Serving Cell Interruption Due to Wireless Device Radio Measurements
Wireless device 200 may perform measurements on a deactivated SCell or other cells on the SCC with a deactivated SCell. Measurements may be performed in measurement cycles configured at wireless device 200 by higher layers. Examples of a measurement cycle may include a PRS configuration for RSTD and/or a SCell measurement cycle configured for mobility measurements (e.g., RSRP and RSRQ, respectively). SCell measurement cycles (measCycleSCell) may have periodicity of 160 ms, 320 ms, 640 ms, 1024 ms, or any other suitable period.

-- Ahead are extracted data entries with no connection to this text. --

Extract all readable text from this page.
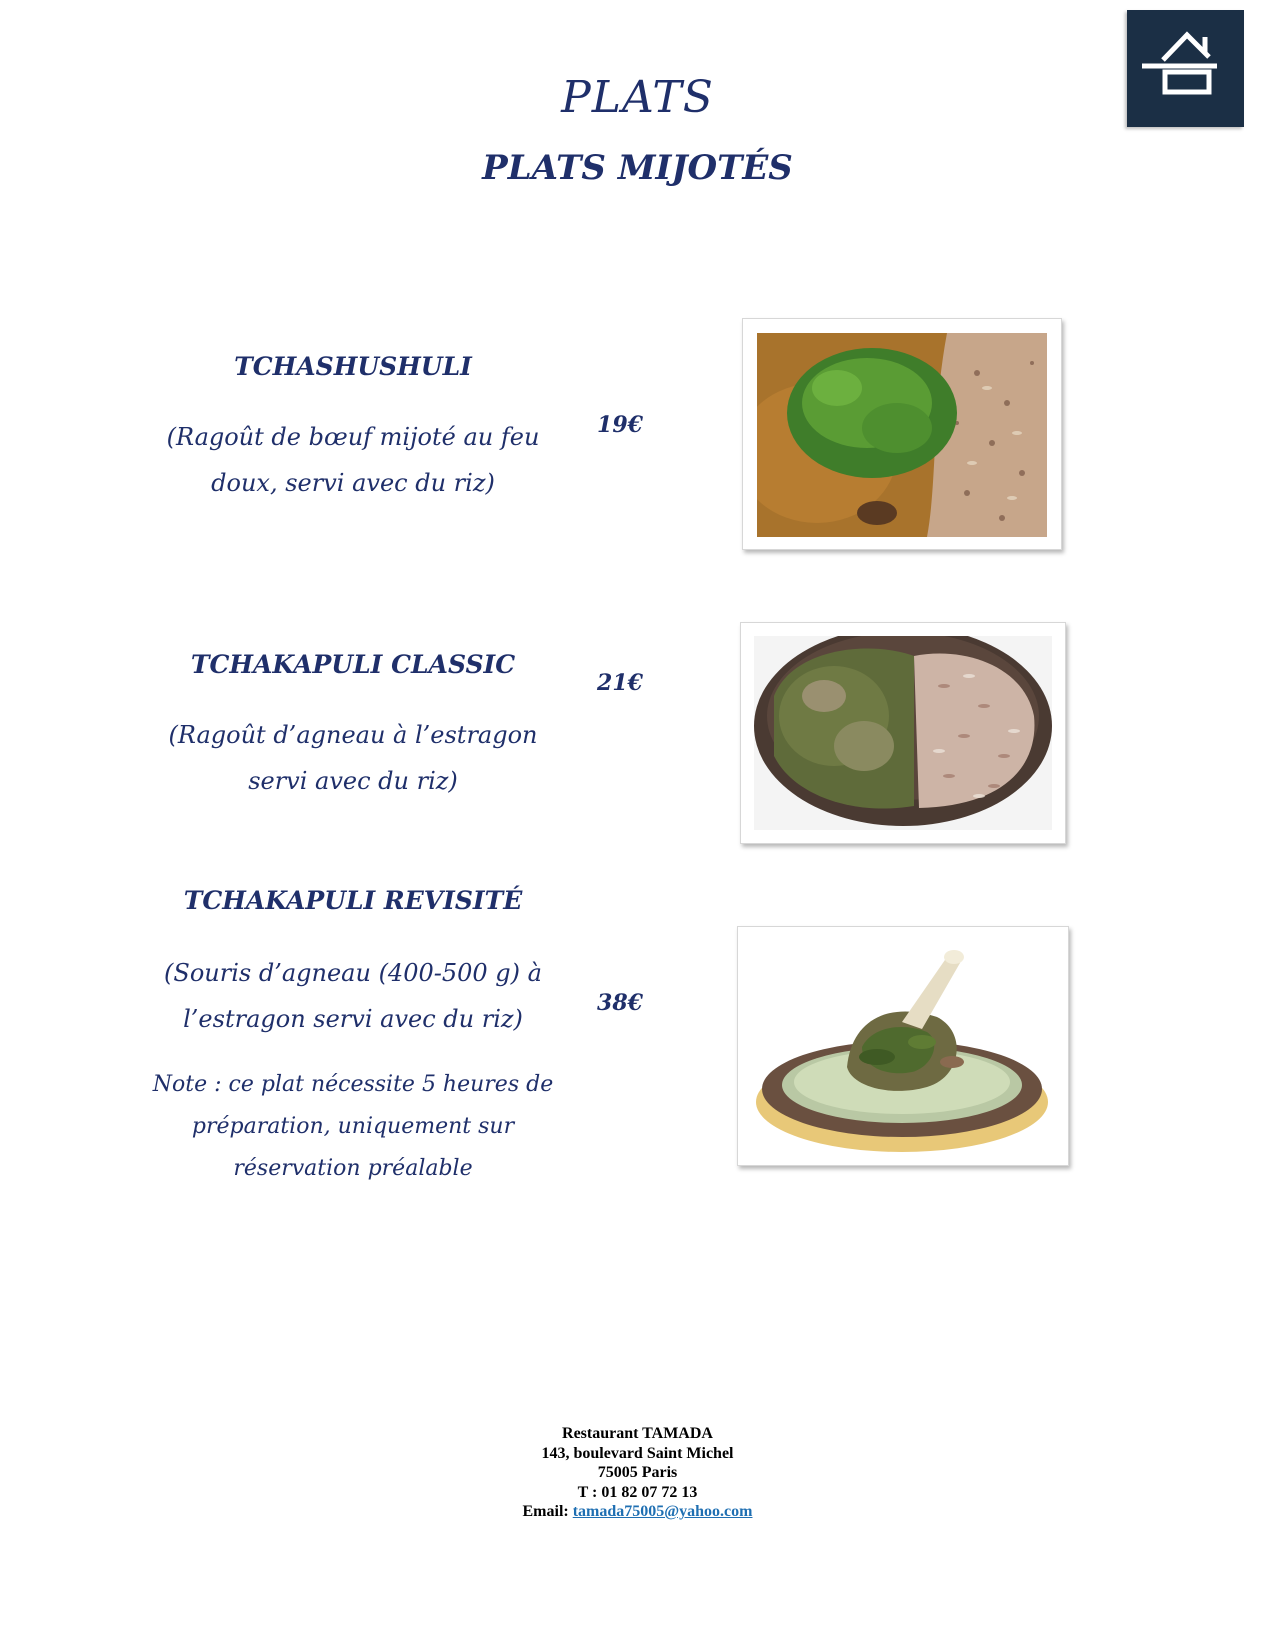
PLATS
PLATS MIJOTÉS
TCHASHUSHULI
(Ragoût de bœuf mijoté au feu
doux, servi avec du riz)
19€
TCHAKAPULI CLASSIC
(Ragoût d’agneau à l’estragon
servi avec du riz)
21€
TCHAKAPULI REVISITÉ
(Souris d’agneau (400-500 g) à
l’estragon servi avec du riz)
Note : ce plat nécessite 5 heures de
préparation, uniquement sur
réservation préalable
38€
Restaurant TAMADA
143, boulevard Saint Michel
75005 Paris
T : 01 82 07 72 13
Email: tamada75005@yahoo.com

Wireless device 200 may retune its receiver when measuring on an SCC with deactivated SCell(s), and/or one or more neighbor cells of that SCC, without gaps. When wireless device 200 retunes its receiver before a measurement sample (such as when the bandwidth is extended to include the SCC, e.g., from 20 MHz to 40 MHz) and when wireless device 200 retunes its receiver after the measurement sample (such as when the bandwidth is reverted back to the serving carriers, e.g., from 40 MHz to 20 MHz), interruption in DL and/or UL of a serving cell occurs. The interruption may also occur when serving carrier and SCC are on the same chip. The interruption in each direction may be between 2-5 ms since wireless device 200 has to retune the center frequency and the bandwidth of the downlink. Wireless device 200 may regularly interrupt DL and/or UL of the serving cell to measure on cells of SCC with deactivated SCell(s), for example, according to the SCell measurement cycle configured by network node 101 (e.g., the eNB). Unfortunately, such interruption in DL and/or UL of a serving cell may cause serving cell performance degradation.